Open lakehouse migration toolkit
Internal tool for migrating from Snowflake / BigQuery to Apache Iceberg on S3, including schema inference, partition mapping, and reconciliation reports.
Tech stack
Problem
Every lakehouse migration project I ran required the same manual steps: extract schema from the source warehouse, map partition strategies to Iceberg partition specs, run a reconciliation query after load to validate row counts and key statistics. This took 1-2 weeks per project.
What I built
A Python CLI tool that automates the repetitive steps:
Schema extraction: connectors for Snowflake, BigQuery, Redshift, and Delta Lake; outputs a normalised schema manifest (JSON) with column types, constraints, and partition specs.
Partition mapping: rule engine that maps source partition expressions (e.g. Snowflake CLUSTER BY) to Iceberg partition transforms (identity, bucket, truncate, year/month/day/hour).
Load orchestration: Spark job templates (PySpark) generated from the schema manifest, with configurable write mode (snapshot, overwrite, append) and Iceberg table properties.

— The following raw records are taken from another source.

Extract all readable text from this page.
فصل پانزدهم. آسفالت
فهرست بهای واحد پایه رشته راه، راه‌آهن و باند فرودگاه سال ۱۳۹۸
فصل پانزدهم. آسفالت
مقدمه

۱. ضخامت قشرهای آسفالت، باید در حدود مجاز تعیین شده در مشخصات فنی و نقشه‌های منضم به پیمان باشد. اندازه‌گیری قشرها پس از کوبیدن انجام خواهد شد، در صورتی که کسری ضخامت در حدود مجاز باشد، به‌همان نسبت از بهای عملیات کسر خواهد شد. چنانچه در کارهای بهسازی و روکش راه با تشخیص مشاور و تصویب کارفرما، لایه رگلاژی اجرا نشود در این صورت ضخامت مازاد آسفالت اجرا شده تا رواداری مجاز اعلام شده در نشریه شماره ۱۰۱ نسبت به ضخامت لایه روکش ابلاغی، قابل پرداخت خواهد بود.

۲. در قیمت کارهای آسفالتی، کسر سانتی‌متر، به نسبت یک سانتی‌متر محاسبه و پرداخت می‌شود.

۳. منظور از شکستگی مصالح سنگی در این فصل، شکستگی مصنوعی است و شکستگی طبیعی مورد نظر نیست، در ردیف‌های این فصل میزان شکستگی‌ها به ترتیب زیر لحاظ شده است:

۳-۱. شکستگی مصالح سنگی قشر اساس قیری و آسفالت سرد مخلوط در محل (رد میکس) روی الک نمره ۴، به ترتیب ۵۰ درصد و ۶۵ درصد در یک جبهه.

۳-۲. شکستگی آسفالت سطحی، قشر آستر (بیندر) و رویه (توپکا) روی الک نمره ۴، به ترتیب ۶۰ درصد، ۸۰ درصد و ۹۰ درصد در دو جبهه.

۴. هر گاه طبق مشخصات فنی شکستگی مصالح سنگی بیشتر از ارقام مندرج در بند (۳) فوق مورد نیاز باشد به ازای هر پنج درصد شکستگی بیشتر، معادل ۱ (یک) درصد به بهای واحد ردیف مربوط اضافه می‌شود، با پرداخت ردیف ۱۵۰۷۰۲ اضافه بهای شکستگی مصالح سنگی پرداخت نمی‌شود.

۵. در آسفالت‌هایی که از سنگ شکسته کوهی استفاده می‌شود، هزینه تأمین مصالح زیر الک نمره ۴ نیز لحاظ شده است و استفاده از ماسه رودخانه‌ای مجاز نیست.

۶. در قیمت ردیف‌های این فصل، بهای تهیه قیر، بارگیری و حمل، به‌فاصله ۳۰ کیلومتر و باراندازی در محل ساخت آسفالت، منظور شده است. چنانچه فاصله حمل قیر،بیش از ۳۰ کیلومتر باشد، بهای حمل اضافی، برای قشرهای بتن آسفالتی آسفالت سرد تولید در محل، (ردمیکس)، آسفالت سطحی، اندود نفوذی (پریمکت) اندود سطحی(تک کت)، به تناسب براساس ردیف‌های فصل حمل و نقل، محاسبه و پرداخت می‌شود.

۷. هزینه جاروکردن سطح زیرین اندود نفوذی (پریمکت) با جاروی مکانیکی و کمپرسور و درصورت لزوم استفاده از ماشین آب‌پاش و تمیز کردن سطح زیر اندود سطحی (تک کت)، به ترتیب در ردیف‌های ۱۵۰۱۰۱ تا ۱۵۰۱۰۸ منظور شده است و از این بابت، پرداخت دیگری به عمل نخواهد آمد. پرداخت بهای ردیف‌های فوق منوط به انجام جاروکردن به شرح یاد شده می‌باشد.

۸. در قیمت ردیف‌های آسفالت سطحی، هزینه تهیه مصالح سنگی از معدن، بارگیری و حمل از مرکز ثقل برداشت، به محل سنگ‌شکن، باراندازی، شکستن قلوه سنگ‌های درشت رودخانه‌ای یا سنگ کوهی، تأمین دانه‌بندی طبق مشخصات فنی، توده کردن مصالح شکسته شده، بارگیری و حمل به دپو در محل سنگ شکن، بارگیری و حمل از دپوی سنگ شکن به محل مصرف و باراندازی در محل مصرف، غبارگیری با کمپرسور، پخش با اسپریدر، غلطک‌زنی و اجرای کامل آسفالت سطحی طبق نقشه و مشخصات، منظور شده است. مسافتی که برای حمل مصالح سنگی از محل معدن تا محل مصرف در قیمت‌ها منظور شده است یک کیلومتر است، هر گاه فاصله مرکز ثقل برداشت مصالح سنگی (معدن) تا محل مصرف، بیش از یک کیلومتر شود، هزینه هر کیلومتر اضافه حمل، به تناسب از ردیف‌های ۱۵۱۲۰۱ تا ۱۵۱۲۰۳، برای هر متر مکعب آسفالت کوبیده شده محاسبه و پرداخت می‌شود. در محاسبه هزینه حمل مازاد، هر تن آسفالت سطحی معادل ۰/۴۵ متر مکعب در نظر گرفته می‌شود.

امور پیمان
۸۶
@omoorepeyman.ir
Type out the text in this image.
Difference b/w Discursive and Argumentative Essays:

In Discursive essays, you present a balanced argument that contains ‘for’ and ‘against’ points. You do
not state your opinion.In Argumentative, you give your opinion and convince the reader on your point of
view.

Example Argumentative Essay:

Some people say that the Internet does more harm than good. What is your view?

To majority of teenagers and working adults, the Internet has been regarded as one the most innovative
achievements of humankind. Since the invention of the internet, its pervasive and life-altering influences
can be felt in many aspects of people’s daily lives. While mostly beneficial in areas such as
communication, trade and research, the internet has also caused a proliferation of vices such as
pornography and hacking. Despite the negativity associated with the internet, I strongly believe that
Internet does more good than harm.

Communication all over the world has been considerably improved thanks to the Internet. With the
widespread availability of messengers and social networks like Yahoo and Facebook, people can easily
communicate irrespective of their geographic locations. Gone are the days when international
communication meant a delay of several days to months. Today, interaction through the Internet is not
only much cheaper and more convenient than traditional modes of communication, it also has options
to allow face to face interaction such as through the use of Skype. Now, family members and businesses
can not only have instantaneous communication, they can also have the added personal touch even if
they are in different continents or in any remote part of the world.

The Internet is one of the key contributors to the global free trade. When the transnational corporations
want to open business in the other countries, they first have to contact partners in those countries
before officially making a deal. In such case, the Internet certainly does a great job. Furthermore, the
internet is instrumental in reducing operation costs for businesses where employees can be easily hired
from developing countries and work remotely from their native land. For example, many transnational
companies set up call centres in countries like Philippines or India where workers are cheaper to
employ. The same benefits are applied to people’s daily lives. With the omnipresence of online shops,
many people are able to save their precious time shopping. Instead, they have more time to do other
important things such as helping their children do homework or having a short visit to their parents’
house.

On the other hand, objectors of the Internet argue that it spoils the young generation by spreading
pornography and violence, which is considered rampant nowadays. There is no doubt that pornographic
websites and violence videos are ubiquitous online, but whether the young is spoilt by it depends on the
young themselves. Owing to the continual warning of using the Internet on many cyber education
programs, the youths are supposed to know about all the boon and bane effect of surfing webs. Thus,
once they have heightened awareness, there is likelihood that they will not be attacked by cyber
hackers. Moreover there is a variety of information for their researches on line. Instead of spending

Reconciliation: after load, runs a configurable set of checks (row count, null rate, min/max per numeric column, sample hash comparison) and produces a pass/fail HTML report.
Results
Reduced migration project setup time from 1-2 weeks to 1-2 days across four production migrations. The schema extraction module is now used independently by two other teams for documentation generation.